Frank Koenegracht
(Rotterdam, 1945) is psychiater in Leiden. Op aanraden van Lucebert zond hij in 1970 enkele gedichten naar uitgeverij De Bezige Bij. Een jaar later debuteerde hij met de bundel Een gekke tweepersoonswesp. Pas in 1976 verscheen zijn tweede bundel Camping De Vrijheid. Vroege sneeuw (2003) is een verzamelbundel met een keuze uit eerder verschenen werk. Twee maal werd Koenegrachts oeuvre als geheel bekroond: in 1990 met de Anna Blaman Prijs en in 2001 met de Frans Erens-prijs. In zijn poëzie verzet hij zich steeds weer tegen de gevestigde orde. Vanaf zijn debuut blijkt zijn afkeer van de burgerlijke maatschappij. Zijn gedichten zijn enigszins bizar en toch herkenbaar, doordat waan en werkelijkheid elkaar regelmatig ontmoeten.

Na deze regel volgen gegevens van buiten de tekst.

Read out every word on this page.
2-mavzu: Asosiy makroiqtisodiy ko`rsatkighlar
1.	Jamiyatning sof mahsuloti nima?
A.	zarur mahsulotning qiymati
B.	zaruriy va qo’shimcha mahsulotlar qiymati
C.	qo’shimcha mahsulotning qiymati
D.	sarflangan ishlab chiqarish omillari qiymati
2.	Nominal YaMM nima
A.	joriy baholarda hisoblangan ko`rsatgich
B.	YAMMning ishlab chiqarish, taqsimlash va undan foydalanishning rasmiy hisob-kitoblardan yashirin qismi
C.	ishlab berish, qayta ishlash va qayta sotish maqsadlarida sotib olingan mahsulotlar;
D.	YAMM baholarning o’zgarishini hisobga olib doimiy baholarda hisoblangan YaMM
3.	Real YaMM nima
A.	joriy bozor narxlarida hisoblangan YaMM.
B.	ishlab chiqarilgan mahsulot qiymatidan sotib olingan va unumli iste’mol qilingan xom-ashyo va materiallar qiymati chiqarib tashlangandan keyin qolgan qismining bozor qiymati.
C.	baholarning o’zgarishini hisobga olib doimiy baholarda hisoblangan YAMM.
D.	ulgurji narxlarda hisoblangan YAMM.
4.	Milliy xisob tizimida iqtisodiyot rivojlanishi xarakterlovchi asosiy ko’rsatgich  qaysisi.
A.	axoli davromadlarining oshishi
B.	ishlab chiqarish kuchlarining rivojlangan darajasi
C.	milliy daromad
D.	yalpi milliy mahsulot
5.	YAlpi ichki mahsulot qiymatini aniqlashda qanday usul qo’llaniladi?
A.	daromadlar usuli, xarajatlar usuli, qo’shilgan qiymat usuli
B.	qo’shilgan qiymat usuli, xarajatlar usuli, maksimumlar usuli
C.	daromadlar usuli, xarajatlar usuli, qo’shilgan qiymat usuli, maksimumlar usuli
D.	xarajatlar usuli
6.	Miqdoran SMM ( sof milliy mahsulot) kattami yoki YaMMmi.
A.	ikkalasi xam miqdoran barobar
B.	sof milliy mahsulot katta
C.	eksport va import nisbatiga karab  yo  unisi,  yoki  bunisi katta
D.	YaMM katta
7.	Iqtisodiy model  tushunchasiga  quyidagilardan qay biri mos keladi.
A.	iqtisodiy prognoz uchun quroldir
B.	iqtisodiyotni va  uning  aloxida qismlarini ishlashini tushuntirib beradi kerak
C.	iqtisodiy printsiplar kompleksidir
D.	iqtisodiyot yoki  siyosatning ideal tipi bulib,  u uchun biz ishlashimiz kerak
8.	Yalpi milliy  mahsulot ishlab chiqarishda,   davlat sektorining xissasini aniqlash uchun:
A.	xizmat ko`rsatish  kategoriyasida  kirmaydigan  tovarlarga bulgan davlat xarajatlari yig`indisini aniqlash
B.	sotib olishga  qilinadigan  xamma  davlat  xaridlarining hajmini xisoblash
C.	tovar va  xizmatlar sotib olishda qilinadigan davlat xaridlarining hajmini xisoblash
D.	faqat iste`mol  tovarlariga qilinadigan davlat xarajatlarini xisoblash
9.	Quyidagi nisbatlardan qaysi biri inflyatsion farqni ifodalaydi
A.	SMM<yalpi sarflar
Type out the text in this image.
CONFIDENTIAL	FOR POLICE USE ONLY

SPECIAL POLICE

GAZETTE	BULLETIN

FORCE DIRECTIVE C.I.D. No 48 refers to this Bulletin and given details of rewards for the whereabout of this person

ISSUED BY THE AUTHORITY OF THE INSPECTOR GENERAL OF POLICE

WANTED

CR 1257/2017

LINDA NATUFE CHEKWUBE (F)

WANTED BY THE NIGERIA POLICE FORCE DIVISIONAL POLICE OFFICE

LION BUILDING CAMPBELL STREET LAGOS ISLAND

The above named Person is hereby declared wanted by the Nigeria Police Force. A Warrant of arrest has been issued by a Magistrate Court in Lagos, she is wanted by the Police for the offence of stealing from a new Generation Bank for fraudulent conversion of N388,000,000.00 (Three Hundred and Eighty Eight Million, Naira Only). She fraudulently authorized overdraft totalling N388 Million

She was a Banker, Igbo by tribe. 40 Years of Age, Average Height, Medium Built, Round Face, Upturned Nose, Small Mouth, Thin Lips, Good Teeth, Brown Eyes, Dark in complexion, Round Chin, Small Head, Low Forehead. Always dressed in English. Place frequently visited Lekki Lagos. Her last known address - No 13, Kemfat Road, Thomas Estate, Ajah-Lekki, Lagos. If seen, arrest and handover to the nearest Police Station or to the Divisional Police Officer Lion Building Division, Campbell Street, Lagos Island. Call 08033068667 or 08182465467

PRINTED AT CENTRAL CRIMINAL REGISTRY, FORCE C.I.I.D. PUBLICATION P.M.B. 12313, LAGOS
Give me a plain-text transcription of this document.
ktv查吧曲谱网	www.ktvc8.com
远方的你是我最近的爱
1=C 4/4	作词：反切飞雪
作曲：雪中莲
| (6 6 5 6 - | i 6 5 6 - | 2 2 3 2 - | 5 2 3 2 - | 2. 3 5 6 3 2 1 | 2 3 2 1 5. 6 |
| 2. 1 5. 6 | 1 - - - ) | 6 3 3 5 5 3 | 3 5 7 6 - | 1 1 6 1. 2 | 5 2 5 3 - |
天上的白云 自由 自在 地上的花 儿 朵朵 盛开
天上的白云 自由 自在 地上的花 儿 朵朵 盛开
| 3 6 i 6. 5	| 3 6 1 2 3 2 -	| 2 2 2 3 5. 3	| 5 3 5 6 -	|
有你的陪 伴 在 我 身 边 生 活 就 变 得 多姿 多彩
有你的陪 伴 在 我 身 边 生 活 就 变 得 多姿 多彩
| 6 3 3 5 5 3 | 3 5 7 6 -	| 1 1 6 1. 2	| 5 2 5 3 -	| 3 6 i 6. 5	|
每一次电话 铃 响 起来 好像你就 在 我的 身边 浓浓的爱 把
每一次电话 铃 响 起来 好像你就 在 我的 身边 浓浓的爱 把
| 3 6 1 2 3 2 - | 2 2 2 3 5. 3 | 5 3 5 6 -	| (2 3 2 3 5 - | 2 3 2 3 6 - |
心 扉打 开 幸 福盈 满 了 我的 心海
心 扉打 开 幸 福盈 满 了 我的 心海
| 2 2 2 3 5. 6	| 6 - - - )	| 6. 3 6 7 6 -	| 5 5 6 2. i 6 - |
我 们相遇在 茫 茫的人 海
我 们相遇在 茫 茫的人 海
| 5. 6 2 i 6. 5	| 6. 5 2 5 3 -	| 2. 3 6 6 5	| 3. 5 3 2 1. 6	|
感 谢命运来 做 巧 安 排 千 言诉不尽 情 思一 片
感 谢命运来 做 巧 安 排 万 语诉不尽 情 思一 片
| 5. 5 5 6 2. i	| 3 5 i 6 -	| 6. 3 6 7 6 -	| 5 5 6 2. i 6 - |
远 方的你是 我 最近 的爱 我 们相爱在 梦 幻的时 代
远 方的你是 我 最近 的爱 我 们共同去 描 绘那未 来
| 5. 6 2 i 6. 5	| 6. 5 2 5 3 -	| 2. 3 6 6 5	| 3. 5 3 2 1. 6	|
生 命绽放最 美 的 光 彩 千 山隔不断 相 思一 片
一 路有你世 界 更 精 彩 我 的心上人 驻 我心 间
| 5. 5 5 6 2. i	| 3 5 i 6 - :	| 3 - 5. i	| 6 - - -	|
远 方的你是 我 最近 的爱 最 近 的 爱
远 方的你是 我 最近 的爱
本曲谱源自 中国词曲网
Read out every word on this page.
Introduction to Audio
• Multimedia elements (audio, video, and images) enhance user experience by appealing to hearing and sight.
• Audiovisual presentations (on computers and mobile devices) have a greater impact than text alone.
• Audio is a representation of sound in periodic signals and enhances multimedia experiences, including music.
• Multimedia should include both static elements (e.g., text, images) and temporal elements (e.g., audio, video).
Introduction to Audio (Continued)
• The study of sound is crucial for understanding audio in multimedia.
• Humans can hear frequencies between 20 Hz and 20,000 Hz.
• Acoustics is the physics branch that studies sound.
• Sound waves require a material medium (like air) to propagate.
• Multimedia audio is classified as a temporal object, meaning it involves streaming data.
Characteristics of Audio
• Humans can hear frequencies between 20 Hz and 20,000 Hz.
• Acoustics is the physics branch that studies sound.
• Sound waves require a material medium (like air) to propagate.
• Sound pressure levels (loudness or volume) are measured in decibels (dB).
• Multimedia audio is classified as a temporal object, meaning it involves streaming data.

Het motto van zijn laatstverschenen bundel zegt: "De wereld van Frank Koenegracht is niet vrolijk, maar er valt gelukkig wel veel te lachen"."
(WIN 2005)Archief beschikbaar voor: Frank Koenegracht
-
Uit de bodemloze fundamenten van dit knekelrijk
"Uit de bodemloze fundamenten van dit knekelrijk
rijst een nieuwe schijnwereld,
ontplooit zich leven à la opblaasboot. "Aldus dichter Hans Verhagen in zijn bundel Eeuwige Vlam. Hij en de dichters Maria Barnas, Iljs Leonard Pfeijffer en Frank Koenegracht lazen hun recente werk. Later op de avond kwamen ze terug, met Gerrit Komrij, met een in opdracht van Winternachten geschreven hekeldicht. Nederlandstalig.
-
Lang leve het hekeldicht!
Een Antwerpse Mis-pop
Een Swijn van den Bisschop
Derft hier komen raesen
En gnurcken, en knorren
En schelden, en morren
En kijven, en kauten
Met Rijmen vol fauten
Zo dichtte ooit de dichter W.G. Foquenbroch over een Antwerpse bisschop. Het hekeldicht is in onbruik geraakt, en dat is een misverstand: de Nederlandse aard valt immers niet genoeg te hekelen. Vijf dichters schreven een hekeldicht op de Nederlandse geest: Maria Barnas, Frank Koenegracht, Gerrit Komrij, Ilja Leonard Pfeijffer en Hans Verhagen. Zij bliezen daarmee de traditie nieuw leven in. Joyce Roodnat was gespreksleider. Nederlandstalig.